Jon ve Graham ABC’ ye gitti.

Ang Babu ve birkaç Şerpa 8200 metrede son kampı kurmuşlar.

Jak ekspedisyonu bitirmeye karar verdi.

Bugün Rusların kampına gidip hepsini tebrik ettim. Victor’ la sohbet ettik. Rusların burada bir süredir uçurmaya çalıştıkları motorlu bir Deltakanat var, ancak uçmamakta halen direniyor. 8200 metreden bugün çıkıp zirveyi deneyecek olan dört Rus ve bir Şerpa, oksijenleri çalındığı için, tırmanışlarını bir gün sonraya ertelemek zorunda kaldılar.

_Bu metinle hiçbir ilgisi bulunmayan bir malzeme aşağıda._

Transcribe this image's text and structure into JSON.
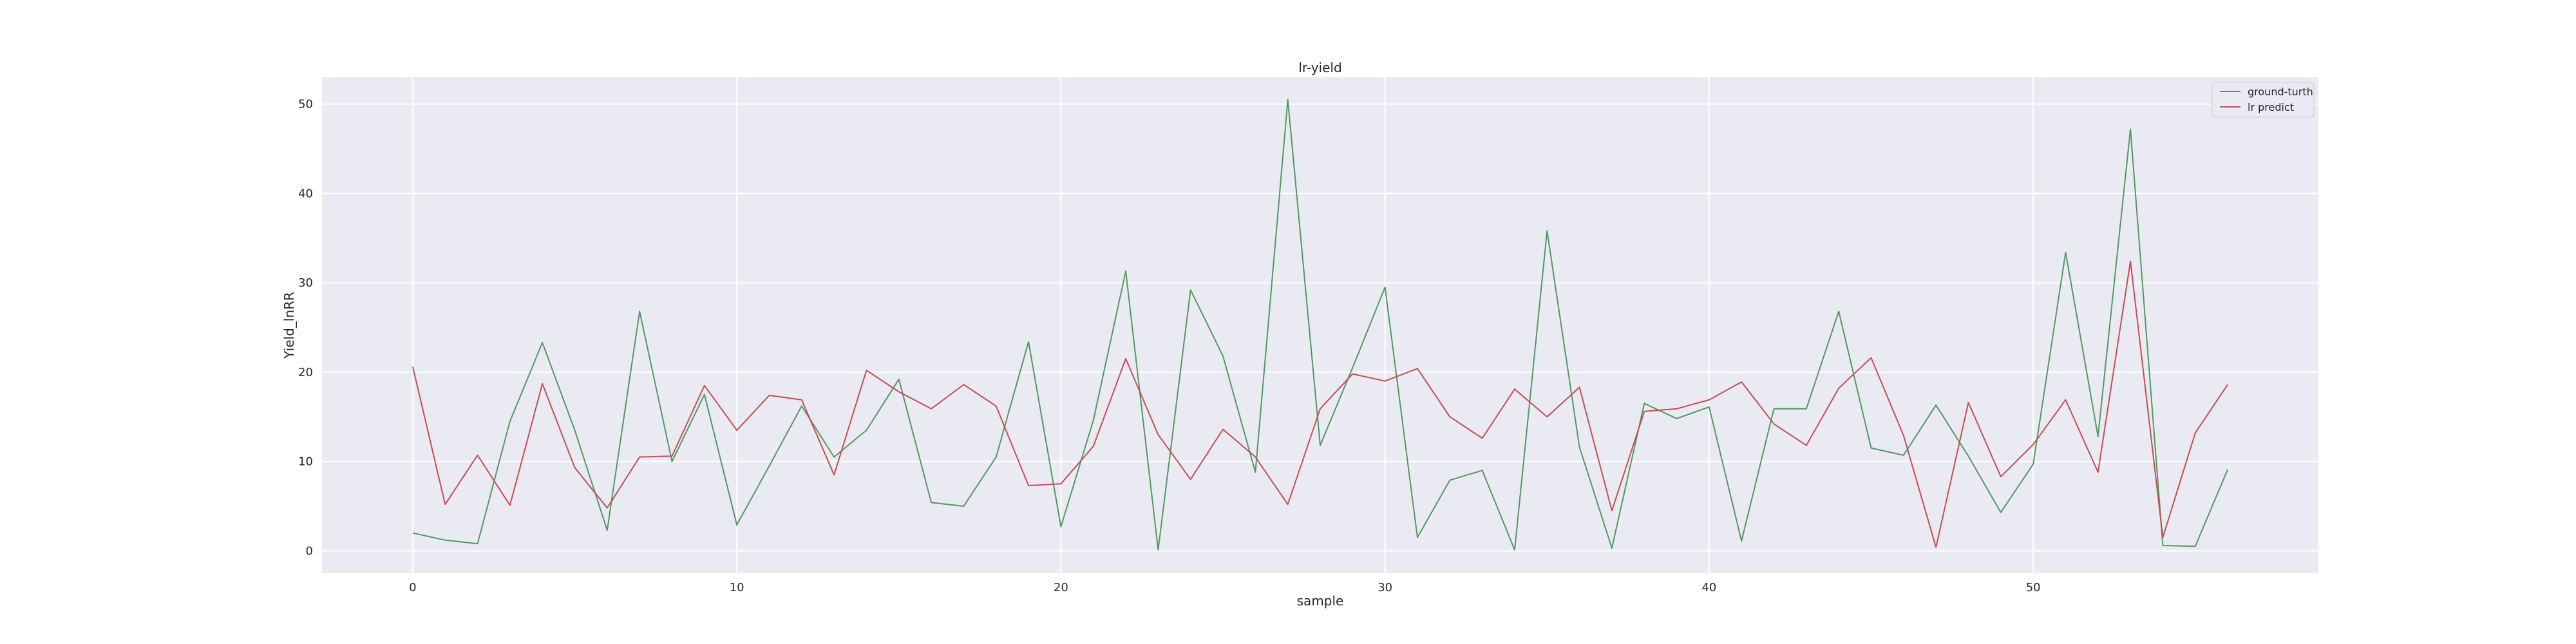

Bu konuyu da tam olarak anlayamadık. Birkaç gündür tayvanlılar oksijen tüplerinin çalındığından bahsediyorlardı, şimdi de Ruslar. Yine de ortada hırsızlık olduğu doğru, geçen senelerde de yüksek kamplarda buna benzer olaylar oluyormuş. İlginç demekten başka bir şey diyemiyorum.